Het is prijzenswaardig dat Ulam zijn Stalinbeeld uit de sfeer van de psychopathologie houdt, want grootheids- en vervolgingswaanzin zijn aan despotisme inherent. Waar een heerser alleen maar door kruipers wordt omringd, is slechts conspiratief verzet mogelijk, zodat de binnenlandse veiligheid van zo'n regiem volkomen is aangelegd op de ontrafeling van complotten. Wie absolute macht uitoefent, kan toegeven aan al zijn verdenkingen, grillen en ressentimenten. Daarom moet Stalins ratio niet getoetst worden aan zijn absolute macht, maar aan de buitenlandse politiek; daar stoot hij op tegenwichten, waarmee hij doorgaans behoedzaam omging. Dat betekent natuurlijk nog niet dat hij een redelijke visie had op de buitenlandse vijand, maar ook hier ontwaart Ulam niet meer dan ‘an ideology-induced paranoia not different in its essence from that which characterizes the thinking of every devotee of a rigid doctrinal system.’ Daarmee is geenszins verklaard, waarom Stalin nu eens als een onbevangen cynicus en dan weer als een slachtoffer van zelfbedrog bij ons ‘overkomt’. Die onzekerheid vormt een aanwijzing dat ook Ulam het fenomeen-Stalin niet heeft ontraadseld.

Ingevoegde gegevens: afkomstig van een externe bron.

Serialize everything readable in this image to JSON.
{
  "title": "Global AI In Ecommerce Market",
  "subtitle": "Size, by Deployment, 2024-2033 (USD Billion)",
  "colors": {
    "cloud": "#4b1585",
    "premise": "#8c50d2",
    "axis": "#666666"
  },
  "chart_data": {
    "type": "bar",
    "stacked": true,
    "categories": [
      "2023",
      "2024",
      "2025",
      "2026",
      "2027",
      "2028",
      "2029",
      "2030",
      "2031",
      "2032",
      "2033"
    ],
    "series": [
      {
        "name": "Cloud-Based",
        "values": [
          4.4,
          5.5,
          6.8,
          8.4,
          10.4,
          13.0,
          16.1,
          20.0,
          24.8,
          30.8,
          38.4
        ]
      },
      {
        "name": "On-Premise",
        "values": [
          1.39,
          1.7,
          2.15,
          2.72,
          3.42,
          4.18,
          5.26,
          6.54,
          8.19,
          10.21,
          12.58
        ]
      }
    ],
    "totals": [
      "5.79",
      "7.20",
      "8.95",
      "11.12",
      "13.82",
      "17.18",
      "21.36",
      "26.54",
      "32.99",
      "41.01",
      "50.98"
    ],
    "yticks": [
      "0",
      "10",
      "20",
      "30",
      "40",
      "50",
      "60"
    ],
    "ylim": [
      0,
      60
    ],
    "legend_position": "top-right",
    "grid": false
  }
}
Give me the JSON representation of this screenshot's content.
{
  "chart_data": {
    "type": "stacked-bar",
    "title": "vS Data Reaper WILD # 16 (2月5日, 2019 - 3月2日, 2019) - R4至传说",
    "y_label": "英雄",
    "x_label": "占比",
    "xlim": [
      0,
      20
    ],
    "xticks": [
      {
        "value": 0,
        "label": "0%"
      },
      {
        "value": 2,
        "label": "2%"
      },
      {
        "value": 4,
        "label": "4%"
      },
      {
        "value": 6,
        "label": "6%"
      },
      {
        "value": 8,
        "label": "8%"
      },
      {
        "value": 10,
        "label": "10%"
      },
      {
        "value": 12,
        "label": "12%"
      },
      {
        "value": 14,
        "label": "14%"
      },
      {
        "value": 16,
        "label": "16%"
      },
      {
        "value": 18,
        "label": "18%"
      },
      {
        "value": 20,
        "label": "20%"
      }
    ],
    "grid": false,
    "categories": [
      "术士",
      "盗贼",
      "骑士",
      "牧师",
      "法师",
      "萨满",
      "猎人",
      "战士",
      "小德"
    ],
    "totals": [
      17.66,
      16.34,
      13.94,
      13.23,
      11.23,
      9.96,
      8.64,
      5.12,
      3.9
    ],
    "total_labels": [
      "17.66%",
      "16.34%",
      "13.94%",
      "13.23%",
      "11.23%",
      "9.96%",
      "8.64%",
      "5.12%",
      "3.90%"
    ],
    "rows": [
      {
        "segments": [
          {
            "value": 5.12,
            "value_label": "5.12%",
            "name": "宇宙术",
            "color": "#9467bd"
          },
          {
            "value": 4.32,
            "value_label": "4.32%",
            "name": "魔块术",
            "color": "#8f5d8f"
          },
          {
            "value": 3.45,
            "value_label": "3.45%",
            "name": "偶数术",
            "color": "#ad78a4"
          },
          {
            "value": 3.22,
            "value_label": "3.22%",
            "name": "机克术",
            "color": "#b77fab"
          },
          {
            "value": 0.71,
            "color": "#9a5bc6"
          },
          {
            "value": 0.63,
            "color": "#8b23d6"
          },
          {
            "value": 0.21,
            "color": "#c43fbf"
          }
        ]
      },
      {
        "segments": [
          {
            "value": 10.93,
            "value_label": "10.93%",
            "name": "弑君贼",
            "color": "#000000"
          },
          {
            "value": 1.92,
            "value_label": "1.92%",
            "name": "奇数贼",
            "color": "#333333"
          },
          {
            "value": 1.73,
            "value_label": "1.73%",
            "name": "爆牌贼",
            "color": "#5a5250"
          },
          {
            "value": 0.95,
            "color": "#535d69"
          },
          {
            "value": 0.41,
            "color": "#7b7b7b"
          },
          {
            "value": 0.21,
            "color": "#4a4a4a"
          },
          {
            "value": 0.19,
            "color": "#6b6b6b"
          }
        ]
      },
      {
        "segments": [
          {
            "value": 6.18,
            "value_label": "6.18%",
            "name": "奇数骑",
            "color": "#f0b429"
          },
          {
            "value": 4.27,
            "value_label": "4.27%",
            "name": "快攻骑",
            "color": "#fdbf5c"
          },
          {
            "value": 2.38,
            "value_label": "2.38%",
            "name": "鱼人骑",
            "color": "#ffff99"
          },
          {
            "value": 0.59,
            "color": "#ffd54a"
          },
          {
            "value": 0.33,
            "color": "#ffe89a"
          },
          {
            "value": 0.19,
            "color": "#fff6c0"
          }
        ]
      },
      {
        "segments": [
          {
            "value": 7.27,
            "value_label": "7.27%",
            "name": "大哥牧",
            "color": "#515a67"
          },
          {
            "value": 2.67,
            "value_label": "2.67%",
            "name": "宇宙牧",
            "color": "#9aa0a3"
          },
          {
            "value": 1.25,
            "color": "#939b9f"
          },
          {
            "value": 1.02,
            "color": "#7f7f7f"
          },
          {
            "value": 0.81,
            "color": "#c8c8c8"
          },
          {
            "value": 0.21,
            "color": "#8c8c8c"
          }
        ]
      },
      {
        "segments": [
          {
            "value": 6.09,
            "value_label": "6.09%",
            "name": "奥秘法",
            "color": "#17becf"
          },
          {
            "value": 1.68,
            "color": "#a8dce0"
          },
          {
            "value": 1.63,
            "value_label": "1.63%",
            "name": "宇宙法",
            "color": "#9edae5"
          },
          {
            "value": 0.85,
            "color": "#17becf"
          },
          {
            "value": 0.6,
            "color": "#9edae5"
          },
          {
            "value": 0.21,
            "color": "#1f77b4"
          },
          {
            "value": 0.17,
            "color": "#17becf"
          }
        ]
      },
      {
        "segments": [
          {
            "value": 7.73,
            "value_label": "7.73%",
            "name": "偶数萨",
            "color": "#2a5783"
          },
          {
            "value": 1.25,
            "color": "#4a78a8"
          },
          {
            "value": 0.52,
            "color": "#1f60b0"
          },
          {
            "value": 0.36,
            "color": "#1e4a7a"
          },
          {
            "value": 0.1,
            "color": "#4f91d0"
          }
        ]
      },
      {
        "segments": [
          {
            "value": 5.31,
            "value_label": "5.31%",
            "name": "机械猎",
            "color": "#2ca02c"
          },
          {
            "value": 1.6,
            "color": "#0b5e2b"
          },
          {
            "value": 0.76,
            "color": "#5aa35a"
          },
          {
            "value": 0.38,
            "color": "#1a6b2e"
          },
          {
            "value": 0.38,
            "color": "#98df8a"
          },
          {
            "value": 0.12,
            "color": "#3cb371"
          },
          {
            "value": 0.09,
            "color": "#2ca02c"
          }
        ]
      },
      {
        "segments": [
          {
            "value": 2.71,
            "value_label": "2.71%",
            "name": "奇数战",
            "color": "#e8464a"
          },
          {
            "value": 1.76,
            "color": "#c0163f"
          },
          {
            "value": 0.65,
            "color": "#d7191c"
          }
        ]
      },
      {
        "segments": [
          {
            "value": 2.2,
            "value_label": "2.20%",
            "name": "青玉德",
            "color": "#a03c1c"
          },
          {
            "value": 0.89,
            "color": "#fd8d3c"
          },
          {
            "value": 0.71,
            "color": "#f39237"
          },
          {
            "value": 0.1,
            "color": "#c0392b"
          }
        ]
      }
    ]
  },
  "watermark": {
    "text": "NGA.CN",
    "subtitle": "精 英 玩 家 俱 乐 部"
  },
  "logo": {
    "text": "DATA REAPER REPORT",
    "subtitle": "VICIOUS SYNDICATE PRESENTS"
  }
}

In zijn laatste levensmaanden is Stalin sterk vereenzaamd. Hij wilde zich kennelijk ontdoen van oude bolsjewiki als Molotow, Kaganowitsj en Mikojan ten einde de opvolging aan een jongere generatie, die hij minder wantrouwde, over te laten. Hij vreesde dat hem bij ziekte hetzelfde lot bereid zou worden als indertijd Lenin. Vandaar dat het Politbureau werd opgelost in een veel groter, amorf presidium en dat hij zijn naaste omgeving zuiverde; de lijfarts en de commandant van de lijfwacht werden gearresteerd, de privésecretaris kreeg ook zijn congé, maar was bij de dood van de dictator nog op vrije voeten. Toen Stalin de nacht van één op twee maart 1953 door een beroerte werd getroffen, zou het uren hebben geduurd alvorens er hulp kwam; de lijfwacht durfde aanvankelijk de gepantserde deur van de slaapkamer niet open te breken. De opvolgers vonden zijn dood in een buitenverblijf kennelijk niet geschikt voor publiciteit. Vandaar dat de officiële communiqué's de beroerte en het overlijden van de leider in het Kremlin lokaliseerden. Volgens Ulam vreesde de nu optredende oligarchie, dat publicatie van de ware toedracht haar in een verdacht daglicht zou plaatsen.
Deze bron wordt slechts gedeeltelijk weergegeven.